The Five Commandments of Storytelling
The 5 Commandments of Storytelling is a part of the Story Grid Method. This is my favorite story structure method used to create a compelling narrative to the global story to every scene.
Initial Goal – Your scene starts with your Protagonist or Point of View Character's goal. This can be as simple as getting breakfast or as complicated as taking over the world.
1. Inciting Incident – An external force disrupts your character’s goal. This can either be a coincidence or intentional. This external force causes your protagonist to form a new goal.
New Goal – This is your character’s new goal based on the inciting incident. If they still have the same goal as the beginning of the scene, then they must want this goal in a new way.
Your Progressive Complications go here!
2. Turning Point – Character is presented with an equally weighed choice. This is the point of no return where your character must choose.
3. Crisis Question – The choice your character must make.
4. Climax – The choice your character makes. This can either be an action or a reveal. When your character makes a choice, it tells us who they are as a person and what they value. Climatic moment
5. Resolution – This is the result of your character’s choice.
Why Editors Look for Progressive Complications
An editor reads for momentum. When a draft feels flat, the issue is often not a lack of conflict but a lack of escalation. If all of the dilemma's in your story are relatively equal in stakes, then the story will feel like the protagonist isn't facing greater and greater odds. For your reader, this creates a stagnate narrative that doesn't grab their attention.
What Editors Notice in Flat Drafts
It is the choices of your protagonist that create a value shift within your stories. Flat middles frequently feature similar complications repeated without a meaningful turning point. The protagonist acts, but the situation doesn’t meaningfully worsen or force them to consider new options.
When your protagonist doesn't face more intense, new conflict, it prevents value shifts from occurring. Your protagonist doesn't face new stakes externally or internally, which prevents them from learning the lesson the story's trying to teach them so that they can defeat their antagonist.

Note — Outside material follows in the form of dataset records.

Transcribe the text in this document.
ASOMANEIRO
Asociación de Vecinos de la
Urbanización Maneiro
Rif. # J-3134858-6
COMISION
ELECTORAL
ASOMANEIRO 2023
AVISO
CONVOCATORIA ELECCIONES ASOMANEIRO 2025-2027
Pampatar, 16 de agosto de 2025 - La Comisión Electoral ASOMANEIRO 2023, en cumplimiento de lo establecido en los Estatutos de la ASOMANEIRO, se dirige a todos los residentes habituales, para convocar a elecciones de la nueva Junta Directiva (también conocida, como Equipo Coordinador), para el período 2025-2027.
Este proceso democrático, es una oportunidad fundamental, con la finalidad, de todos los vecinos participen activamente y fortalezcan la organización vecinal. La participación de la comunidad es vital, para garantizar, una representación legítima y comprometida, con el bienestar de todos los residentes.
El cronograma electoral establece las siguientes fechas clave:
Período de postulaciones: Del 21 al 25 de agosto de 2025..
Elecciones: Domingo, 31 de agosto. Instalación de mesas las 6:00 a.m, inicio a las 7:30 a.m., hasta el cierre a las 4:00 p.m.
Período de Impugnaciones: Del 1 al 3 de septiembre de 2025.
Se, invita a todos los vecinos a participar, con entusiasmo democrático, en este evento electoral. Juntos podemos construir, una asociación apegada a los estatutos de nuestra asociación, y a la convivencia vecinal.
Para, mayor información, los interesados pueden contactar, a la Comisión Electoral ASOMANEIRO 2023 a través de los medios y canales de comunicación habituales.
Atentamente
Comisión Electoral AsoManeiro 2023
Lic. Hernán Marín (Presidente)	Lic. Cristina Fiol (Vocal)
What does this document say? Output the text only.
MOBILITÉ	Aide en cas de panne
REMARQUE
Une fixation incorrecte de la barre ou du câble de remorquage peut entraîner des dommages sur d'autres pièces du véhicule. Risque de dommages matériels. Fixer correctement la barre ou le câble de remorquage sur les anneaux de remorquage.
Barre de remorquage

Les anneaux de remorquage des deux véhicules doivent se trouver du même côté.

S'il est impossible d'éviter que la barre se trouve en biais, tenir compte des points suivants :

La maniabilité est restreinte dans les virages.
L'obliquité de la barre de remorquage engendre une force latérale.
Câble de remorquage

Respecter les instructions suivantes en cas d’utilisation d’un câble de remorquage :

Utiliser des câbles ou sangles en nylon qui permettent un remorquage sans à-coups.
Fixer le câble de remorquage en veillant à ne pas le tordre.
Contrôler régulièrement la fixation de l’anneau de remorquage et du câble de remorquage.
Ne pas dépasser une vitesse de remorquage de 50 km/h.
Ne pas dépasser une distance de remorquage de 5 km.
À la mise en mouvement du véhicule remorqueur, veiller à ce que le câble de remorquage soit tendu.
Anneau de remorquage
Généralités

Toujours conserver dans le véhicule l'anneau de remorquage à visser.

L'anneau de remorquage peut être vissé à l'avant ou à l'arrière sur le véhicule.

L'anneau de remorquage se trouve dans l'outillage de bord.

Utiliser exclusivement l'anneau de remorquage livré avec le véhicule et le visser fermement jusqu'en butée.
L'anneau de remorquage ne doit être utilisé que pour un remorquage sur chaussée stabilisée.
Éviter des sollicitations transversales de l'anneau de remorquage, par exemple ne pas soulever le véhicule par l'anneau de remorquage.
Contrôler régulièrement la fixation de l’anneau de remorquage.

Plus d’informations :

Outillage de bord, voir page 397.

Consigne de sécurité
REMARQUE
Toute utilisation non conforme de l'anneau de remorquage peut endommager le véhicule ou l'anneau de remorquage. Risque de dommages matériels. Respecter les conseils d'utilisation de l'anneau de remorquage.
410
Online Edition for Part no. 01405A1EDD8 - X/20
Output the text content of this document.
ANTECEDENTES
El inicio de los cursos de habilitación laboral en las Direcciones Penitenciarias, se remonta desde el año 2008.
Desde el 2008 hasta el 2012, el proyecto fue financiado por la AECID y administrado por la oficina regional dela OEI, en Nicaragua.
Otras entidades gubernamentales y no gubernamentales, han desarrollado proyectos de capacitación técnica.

Progressive Complications as a Diagnostic Tool
Tracking each progressive complication allows editor (and writers) to see whether the story builds toward the climax or circles the same problem. In the beginning of the story, your protagonist faces the lowest level of complications. This gives you a baseline. From here, you can map all of the dilemma faced by your characters against this initial starting point. By the end of the story, your protagonist should face the highest stakes in their climactic moment where they will be forced to make decisions to resolve the external and internal conflict.
Conclusion: Raising the Stakes with Intention
In every story, progressive complications are what tests your protagonist. They escalate pressure, force decisions, and create momentum from the first disruption to the final resolution.
If a complication doesn’t escalate the situation, force a choice, or change the direction of the story, it may not belong. Raising the stakes isn’t about adding chaos—it’s about shaping consequence.